La construcción de la Salvajina desplazó pues a una parte de la comunidad negra que se dedicó por completo a la minería en La Teta. Sobra decir que las técnicas de explotación eran y son muy rudimentarias. Digamos que, pese a los atropellos de la CVC y luego de EPSA, en La Salvajina todo se mantenía en “orden”. Hasta cuando estalló a partir de 2002 la feria de concesiones mineras. Desde entonces el subsuelo de la Nación ha sido casi todo concesionado a firmas nacionales y empresas multinacionales: 7.000 títulos mineros en todo el país; 1.800 en la Amazonia, la mayoría reserva forestal; 44 en parques nacionales; 13 en el municipio de Suárez. La concesión de títulos se ha hecho sobre zonas protegidas como páramos, humedales, resguardos y, claro está, comunidades negras.
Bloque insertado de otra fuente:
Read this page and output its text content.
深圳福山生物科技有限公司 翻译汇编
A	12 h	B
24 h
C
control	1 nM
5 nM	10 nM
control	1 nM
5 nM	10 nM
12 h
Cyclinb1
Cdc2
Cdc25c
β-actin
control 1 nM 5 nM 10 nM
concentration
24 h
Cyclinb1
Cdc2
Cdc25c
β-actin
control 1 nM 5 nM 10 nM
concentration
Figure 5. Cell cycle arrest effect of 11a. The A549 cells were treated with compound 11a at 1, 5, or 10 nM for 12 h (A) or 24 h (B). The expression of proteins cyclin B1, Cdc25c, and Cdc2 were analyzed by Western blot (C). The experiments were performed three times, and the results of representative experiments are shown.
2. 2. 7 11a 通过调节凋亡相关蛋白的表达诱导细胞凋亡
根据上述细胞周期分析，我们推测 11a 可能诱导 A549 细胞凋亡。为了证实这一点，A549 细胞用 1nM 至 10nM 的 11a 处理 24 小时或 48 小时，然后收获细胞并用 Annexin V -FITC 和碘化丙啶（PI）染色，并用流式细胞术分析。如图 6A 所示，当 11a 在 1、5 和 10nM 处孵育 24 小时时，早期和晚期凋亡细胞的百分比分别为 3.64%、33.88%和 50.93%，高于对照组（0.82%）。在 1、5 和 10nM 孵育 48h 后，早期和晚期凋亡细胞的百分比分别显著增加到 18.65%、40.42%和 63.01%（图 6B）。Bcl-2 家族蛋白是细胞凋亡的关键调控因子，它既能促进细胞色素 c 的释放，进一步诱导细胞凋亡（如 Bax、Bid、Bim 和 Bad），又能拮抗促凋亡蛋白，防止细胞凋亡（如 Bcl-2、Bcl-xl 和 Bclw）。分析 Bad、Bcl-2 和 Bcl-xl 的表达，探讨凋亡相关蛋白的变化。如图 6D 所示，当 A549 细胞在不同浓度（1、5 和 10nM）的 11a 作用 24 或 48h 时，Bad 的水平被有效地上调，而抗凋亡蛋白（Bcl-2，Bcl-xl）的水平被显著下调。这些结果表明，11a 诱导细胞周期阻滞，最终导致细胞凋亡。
Uno de los casos más aberrantes ha sido el de La Teta, en Suárez, Cauca. Allí se le ha otorgado al señor Jesús Sarria un título minero sobre un área trabajada desde hace más de 374 años por el Consejo Comunitario de La Toma, que agrupa unas 1.100 familias, que habitan cinco veredas. La concesión se dio con el argumento de que los negros estaban a 18 kilómetros y por tanto no se requería para la explotación ningún requisito posterior. Sin embargo, el Ministerio del Interior reconoció después que sí hay comunidades afrodescendientes dentro de la concesión y por tanto se debería realizar una consulta previa, libre e informada, según lo exige el Convenio 169 de la OIT. El señor Sarria tiene derecho, según el Ministerio de Minas, a realizar con el Ministerio del Interior la consulta sólo en el caso de explotación, pero no en los de exploración y aprobación de la concesión, lo que es verdaderamente aberrante.
La comunidad se opuso a los trabajos de exploración, expedición del título minero y explotación del señor Sarria, y la Alcaldía de Suárez ordenó entonces el desalojo de los mineros que se negaran a abandonar la mina. El Escuadrón antimotines de la Policía ha rodeado la zona varias veces, pero la prudencia de la gente ha impedido un choque. La situación es tensa y peligrosa. Las comunidades han jurado no ceder sus derechos ni dejarse quitar lo que les ha permitido supervivir desde hace tres siglos. Para quebrar esta decisión han aparecido las Águilas Negras acusando a los dirigentes de “estar en contra de las empresas, del desarrollo” y de oponerse al Gobierno. Lo que suceda en este litigio marcará la historia futura de los conflictos que la gran minería puede desatar con la minería tradicional. El proyecto minero del Gobierno se propone multiplicar por ocho las exportaciones de productos minero-energéticos.